Publié le 09 février 2009 par Infoguerre

Alors que Barack Obama vient juste d’accéder au pouvoir, certains étudient déjà les clés du succès de sa campagne. Un bon reportage d’Ipol et un rapport complet de Terra Nova mettent en avant un élément important de cette réussite : la cyber-communication, qui a révolutionné le dialogue entre un politicien et ses partisans et facilité les pratiques militantes.

Un réseau interactif de sympathisants réunis au sein d’une communauté

La campagne démocrate a clairement été placée sous le signe d’internet. L’équipe a misé sur des outils performants qui permettent autant de renseigner, faire participer que de mobiliser les bonnes volontés.

Le candidat a pris appui sur un important réseau de volontaires (10 millions environ) qui ont multiplié les contacts directs avec la population en vue d’une sensibilisation massive à son message. Au-delà d’une très bonne gestion des compétences de ces militants, c’est leur méthode de recrutement qui interpelle. Leur premier contact avec le parti du Président a souvent été pris par le web. Que ce soit pour un don, un renseignement ou un encouragement, les sympathisants étaient dirigés vers des outils internet bien structurés qui leur permettaient une première prise de contact « en douceur » : un site permettait de se renseigner ou de faire des dons et un réseau social, une sorte de Facebook dédié à la campagne, facilitait la rencontre entre eux par région ou centre d’intérêt. Dûment enregistrés [1] lors de leur passage sur les pages web d’Obama, ils étaient ensuite faciles à solliciter. C’est la campagne qui allait alors vers les bonnes volontés, s’assurant qu’elles ne soient pas émoussées par de fastidieuses démarches.

Pour lutter contre la timidité, la flemmardise ou le manque d’intérêt, ces prises de contact étaient idéales. Il est évident que l’effet d’émulation provoqué par l’insertion dans une communauté encourageait la participation active à la campagne. Leur appartenance leur était d’ailleurs régulièrement rappelée par des messages textes du candidat, des vidéos de ses interventions et des messages mails, rendant sa présence prégnante. Le Parti Démocrate a ainsi créé une véritable toile, un réseau interactif de sympathisants mobilisés sur l’ensemble du territoire américain.

Mobilisation et confiance: les clés de la réussite

Ce renouveau de la vie politique américaine - 63% de personnes en âge de voter se sont déplacées aux urnes contre 55% aux dernières élections présidentielles - a aussi fait l’objet d’une étude approfondie de Terra Nova.
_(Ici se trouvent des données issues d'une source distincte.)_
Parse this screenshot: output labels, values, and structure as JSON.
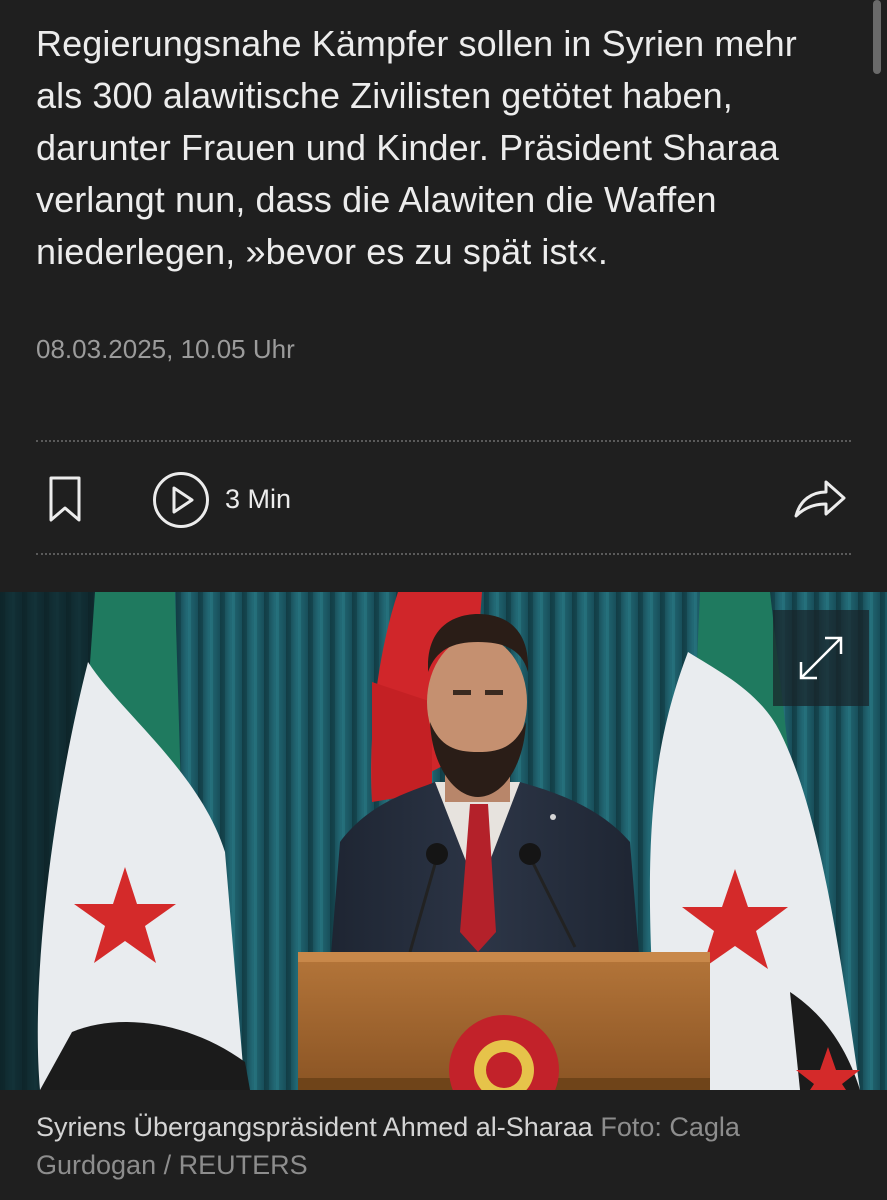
{
  "article": {
    "teaser_lines": [
      "Regierungsnahe Kämpfer sollen in Syrien mehr",
      "als 300 alawitische Zivilisten getötet haben,",
      "darunter Frauen und Kinder. Präsident Sharaa",
      "verlangt nun, dass die Alawiten die Waffen",
      "niederlegen, »bevor es zu spät ist«."
    ],
    "dateline": "08.03.2025, 10.05 Uhr"
  },
  "actions": {
    "bookmark_icon": "bookmark-icon",
    "play_icon": "play-circle-icon",
    "audio_duration": "3 Min",
    "share_icon": "share-arrow-icon"
  },
  "image": {
    "expand_icon": "expand-arrows-icon",
    "caption": "Syriens Übergangspräsident Ahmed al-Sharaa",
    "credit_line1": "Foto: Cagla",
    "credit_line2": "Gurdogan / REUTERS"
  },
  "colors": {
    "background": "#1f1f1f",
    "text": "#ececec",
    "muted": "#9b9b9b",
    "flag_green": "#1f7a5f",
    "flag_red": "#d42a2a"
  }
}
Il souligne que le message de Barack Obama insistait avant tout sur l’impérative nécessité de se mobiliser au sein d’une « communauté Obama », une communauté prête à faire du porte à porte pour parler du candidat. Les militants ont été les principaux vecteurs d’un message ciblé en fonction des profils élaborés lors de la collecte d’information. Le Parti leur a laissé une grande autonomie dans leur action. En les gratifiant d’une telle confiance, il leur a permis de vraiment s’approprier la campagne et son combat, les impliquant d’autant plus.
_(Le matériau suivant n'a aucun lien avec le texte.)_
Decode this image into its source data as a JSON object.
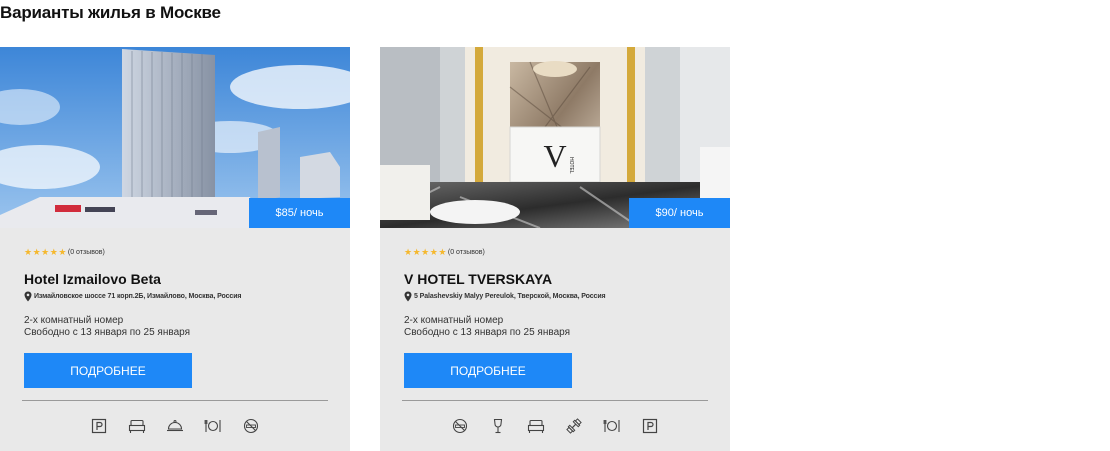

Si Howard Dean avait déjà utilisé internet et ses outils en 2004 [2], le lien communautaire n’avait pu être tissé de la même manière. Comme le dit le rapport, « c’est la première campagne du 21ème siècle, fusionnant internet et le terrain ».

Un avenir pour les campagnes françaises ?

L’efficacité d’une telle méthode a bien entendu été vantée outre-Atlantique et n’est pas indifférente sur l’Hexagone. Le rapport fait une large place aux recommandations à appliquer au terrain politique français. Parmi celles-ci, la « réorganisation des partis autour de leurs systèmes d’information et du réseau social de leurs militants et la promotion du militantisme terrain ». Ces idées, tout droit issues de l’exemple américain, ont déjà connu quelques ébauches d’application en France. Un récent article du Figaro met en avant l’utilisation que l’UMP entend faire des nouvelles possibilités ouvertes par internet et Facebook en particulier. Il en ressort que les hommes et femmes de ce parti l’utilisent surtout pour contrôler leur image. Cependant, certains ont entrevu les avantages offerts par les média sociaux. Cette cyber-communication leur permet d’informer tout autant que de combattre la désinformation. Dans cet esprit, le groupe de l’opposition à la Mairie de Paris a développé un site vivant, innovant et régulièrement documenté pour se donner une voix sur le net. Beaucoup d’hommes et femmes politiques ont aussi créé leurs propres blogs pour expliquer et populariser leurs idées.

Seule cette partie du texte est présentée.